Harriet caught Crowther’s eye. He removed the paper and put it into his pocket again.
‘We are sorry to trouble you, sir, but it is a matter of the greatest importance,’ Harriet said.
Susan had lifted the lid, adjusted the stool, and was beginning to try the keys. Her hands found their way into a piece of music Harriet had heard her play many times before in Berkeley Square. She had never really listened to it, nor did she pay much mind now, as she was too preoccupied with keeping the irritation and frustration out of her voice.
‘Do you know the name Fitzraven, sir?’
A gentle animation spread over Mr Leacroft’s features, and Harriet began to hope for an answer, but rather than speak to her, he stood, and ignoring Harriet and Crowther entirely, crossed over to the harpsichord. Susan stopped suddenly, rather frightened by his approach, but he smiled at her with genuine warmth.
‘No, no. Play on.’ He took a seat beside her, and Susan began again, a little hesitantly at first, then with greater confidence. After listening a while with an air of great pleasure, he said, ‘You like Mr Mozart very much, don’t you, my dear?’
Harriet leaned towards Crowther and whispered, ‘Who is Mozart?’
Crowther shrugged. ‘There were a couple of children brought to London in the sixties. Their name was Mozart. I thought them a curiosity, like dancing bears. Performing monkeys.’
Susan nodded very hard at Mr Leacroft, enthusiasm lighting up her face.
‘My father saw him when he played as a little boy in London, sir. Then a friend of his brought this home with him from a trip to Paris. Father made me learn it at once. It was a great favourite of his.’

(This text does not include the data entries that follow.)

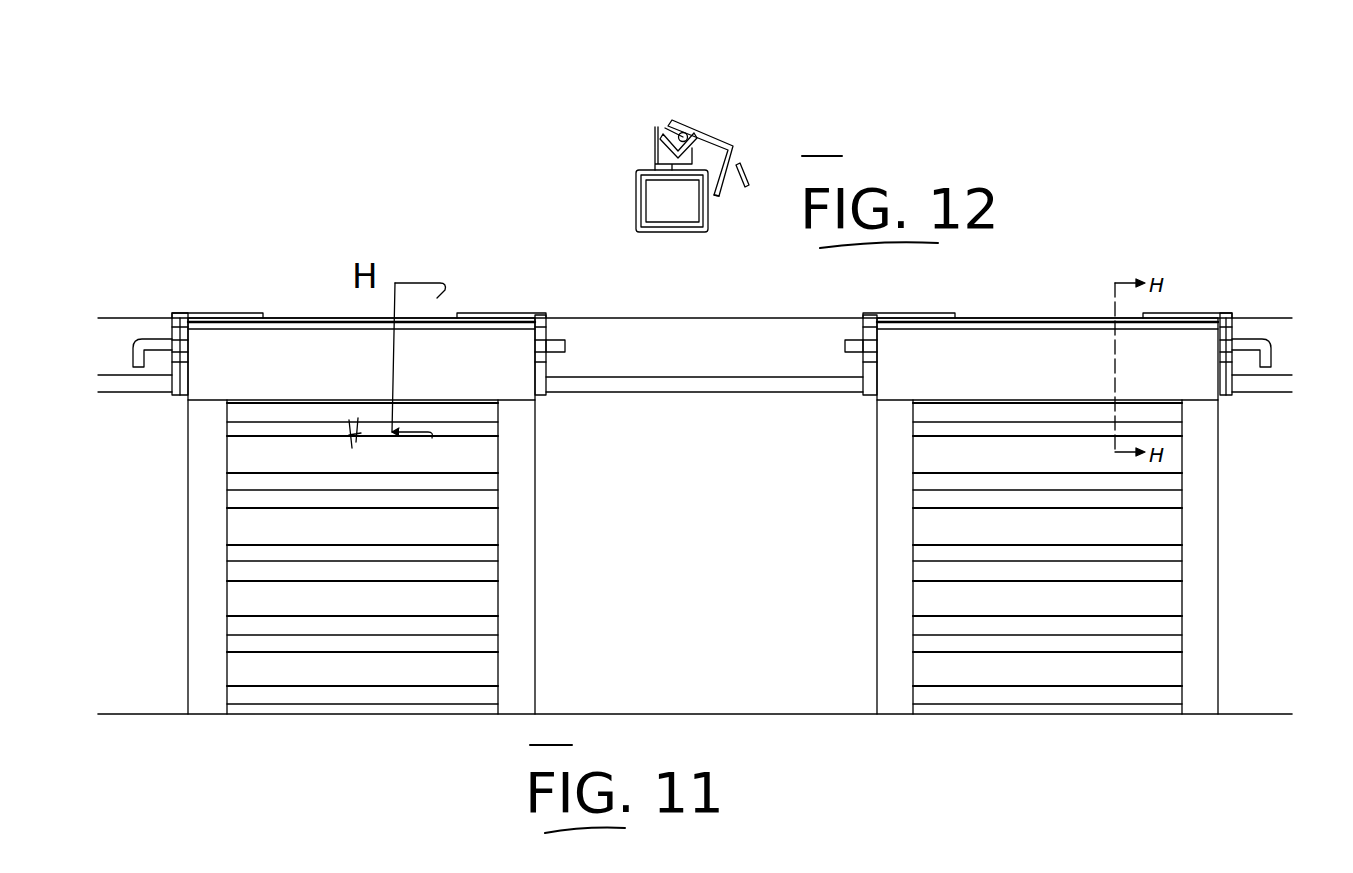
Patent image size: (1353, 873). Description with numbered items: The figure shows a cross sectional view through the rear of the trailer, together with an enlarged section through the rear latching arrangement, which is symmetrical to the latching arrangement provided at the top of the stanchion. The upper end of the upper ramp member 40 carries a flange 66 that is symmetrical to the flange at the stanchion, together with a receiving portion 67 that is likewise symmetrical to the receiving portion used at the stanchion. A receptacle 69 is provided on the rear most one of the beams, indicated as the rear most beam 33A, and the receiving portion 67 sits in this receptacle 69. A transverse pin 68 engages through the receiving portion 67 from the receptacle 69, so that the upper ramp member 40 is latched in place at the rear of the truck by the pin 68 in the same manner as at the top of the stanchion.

The rear most beam 33A is at (636, 202).
The upper ramp member 40 is at (742, 216).
The flange 66 is at (712, 128).
The receiving portion 67 is at (655, 128).
The pin 68 is at (687, 134).
The receptacle 69 is at (655, 148).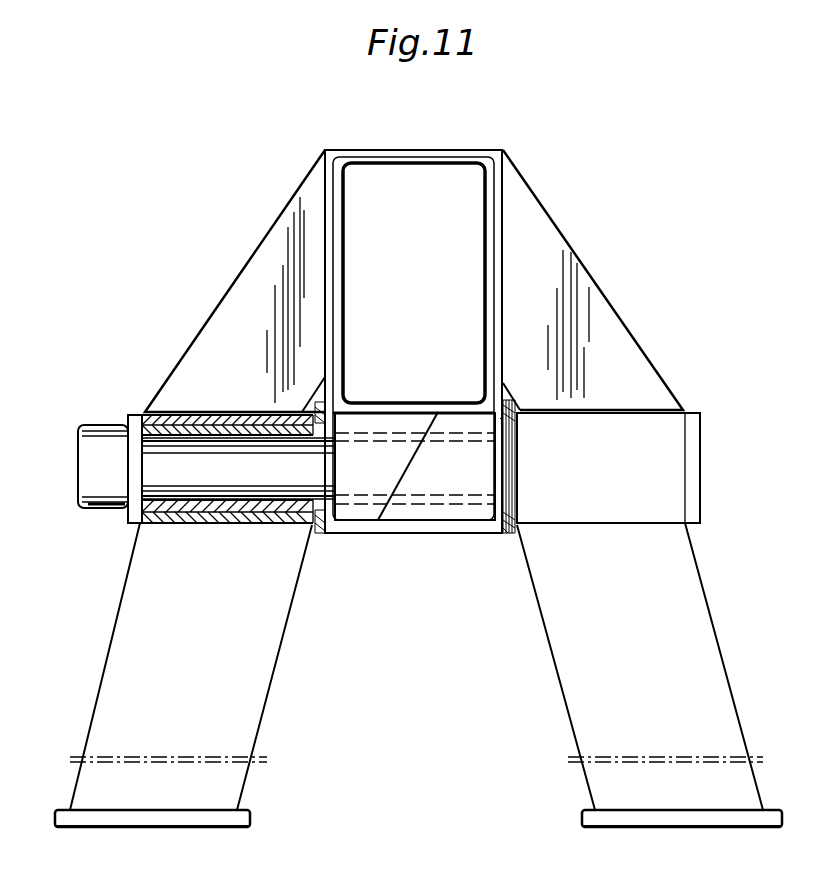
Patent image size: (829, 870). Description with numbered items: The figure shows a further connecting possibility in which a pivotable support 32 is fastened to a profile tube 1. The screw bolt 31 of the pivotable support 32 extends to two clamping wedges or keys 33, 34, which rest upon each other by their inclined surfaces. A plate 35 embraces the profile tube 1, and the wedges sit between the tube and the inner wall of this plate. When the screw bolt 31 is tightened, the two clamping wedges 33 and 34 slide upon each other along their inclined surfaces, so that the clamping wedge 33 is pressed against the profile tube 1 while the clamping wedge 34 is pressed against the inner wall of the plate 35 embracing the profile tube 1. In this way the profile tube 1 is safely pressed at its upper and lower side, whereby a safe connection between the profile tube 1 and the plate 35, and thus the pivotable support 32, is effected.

The profile tube 1 is at (343, 303).
The screw bolt 31 is at (95, 487).
The pivotable support 32 is at (648, 212).
The clamping wedge 33 is at (365, 508).
The clamping wedge 34 is at (473, 512).
The plate 35 is at (425, 150).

Mr Leacroft’s eyes widened and he suddenly laughed out loud. ‘Why! You are Susan Adams – Alexander’s daughter! I heard you play this before – when could it have been? In early seventy-nine, yes, yes . . . and thought you a prodigy, though you did not play it so well then as you do now.’ He put his arm round the girl and kissed the top of her head. Susan grinned up at him as he went on, ‘Alexander had only a manuscript copy, is that not right? Did not Herr Mozart write it out himself for their friend?’

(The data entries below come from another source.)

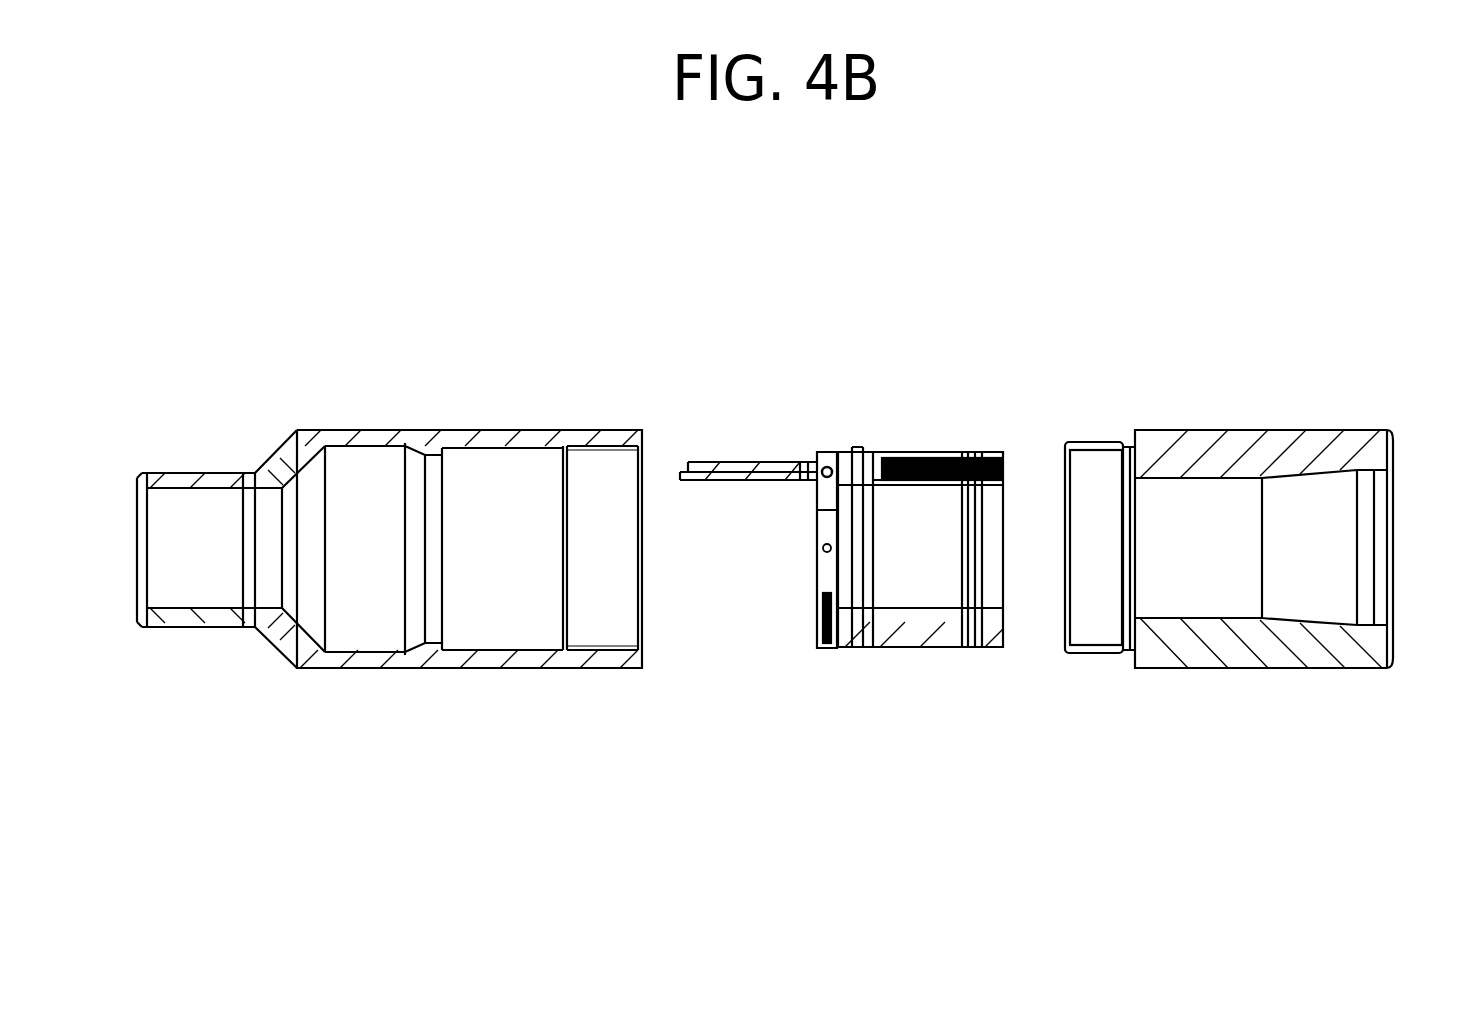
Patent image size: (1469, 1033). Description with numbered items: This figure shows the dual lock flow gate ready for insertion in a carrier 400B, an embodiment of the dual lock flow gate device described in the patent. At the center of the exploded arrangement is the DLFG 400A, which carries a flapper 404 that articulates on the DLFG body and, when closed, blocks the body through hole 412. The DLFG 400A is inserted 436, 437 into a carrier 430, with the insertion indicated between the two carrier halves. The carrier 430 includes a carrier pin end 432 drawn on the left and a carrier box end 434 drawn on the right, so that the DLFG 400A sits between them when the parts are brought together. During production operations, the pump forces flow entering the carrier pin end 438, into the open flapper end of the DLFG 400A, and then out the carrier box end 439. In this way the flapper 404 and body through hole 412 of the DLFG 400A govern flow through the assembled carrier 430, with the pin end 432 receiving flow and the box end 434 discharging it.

The DLFG ready for insertion in a carrier 400B is at (1143, 194).
The DLFG 400A is at (884, 404).
The flapper 404 is at (727, 462).
The body through hole 412 is at (1007, 497).
The carrier 430 is at (1180, 668).
The carrier pin end 432 is at (455, 428).
The carrier box end 434 is at (1238, 428).
The insertion of the DLFG into the carrier 436 is at (616, 598).
The insertion of the DLFG into the carrier 437 is at (1090, 518).
The carrier pin end flow entry 438 is at (160, 583).
The carrier box end flow exit 439 is at (1343, 540).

Susan laughed. ‘He did. Though Herr Mozart was rather drunk when he did so and wrote something rather rude about the old organist of Versailles at the end. Father copied it out again before he would give it to me to learn. Even though I didn’t speak French then.’

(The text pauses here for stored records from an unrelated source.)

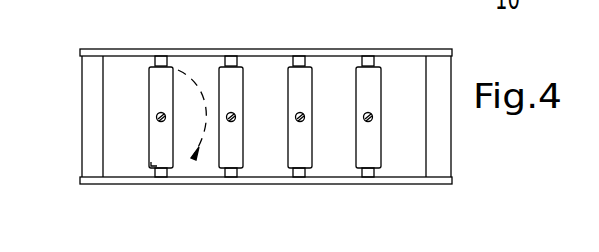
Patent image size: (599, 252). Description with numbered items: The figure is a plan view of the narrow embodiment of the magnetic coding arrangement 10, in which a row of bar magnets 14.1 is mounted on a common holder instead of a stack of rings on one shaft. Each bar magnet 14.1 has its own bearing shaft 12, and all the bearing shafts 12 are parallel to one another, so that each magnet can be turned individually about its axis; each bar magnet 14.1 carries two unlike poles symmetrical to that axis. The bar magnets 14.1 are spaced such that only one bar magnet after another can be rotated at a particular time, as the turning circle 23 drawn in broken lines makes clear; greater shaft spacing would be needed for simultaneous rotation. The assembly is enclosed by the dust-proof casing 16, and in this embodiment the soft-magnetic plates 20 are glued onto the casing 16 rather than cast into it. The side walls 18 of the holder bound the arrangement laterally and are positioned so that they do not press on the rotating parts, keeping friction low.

The magnetic coding arrangement 10 is at (273, 127).
The bearing shaft 12 is at (373, 121).
The bar magnet 14.1 is at (150, 166).
The dust-proof casing 16 is at (283, 49).
The side wall 18 is at (93, 148).
The soft-magnetic plate 20 is at (366, 57).
The turning circle 23 is at (186, 72).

Mr Leacroft rocked forward with laughter. ‘I remember! I borrowed the original and made my own copy. It was one of the last things I remember before coming here. I still have it, and sometimes when I am well I play it again. One can be lost and reborn in such music . . .’
He became suddenly serious again. Harriet made to move forward, but found Crowther’s hand on her arm.
Susan began to play again. ‘I think this is my favourite part,’ she said. Leacroft tilted his head to one side and listened.
‘From the Presto. Yes. You have taste as well as talent, Miss Adams. It has a dark sort of pressing forwards to it, does it not? The melancholy of A minor, it is like a hand across the sun of the major key. But how is your father, my dear? And you have a little brother, do you not?’
Susan’s hands became still on the keys. ‘Papa is dead, sir. But my brother is well.’
Leacroft covered her fingers briefly with his hand. ‘I am sorry to hear it, dear. He was a good man.’
Susan did not lift her eyes. ‘He was. Mrs Westerman and Mr Crowther here found who killed him and saved Jonathan and me.’
Leacroft looked up rather wonderingly at Harriet and Crowther; it was clear he had forgotten they were in the room.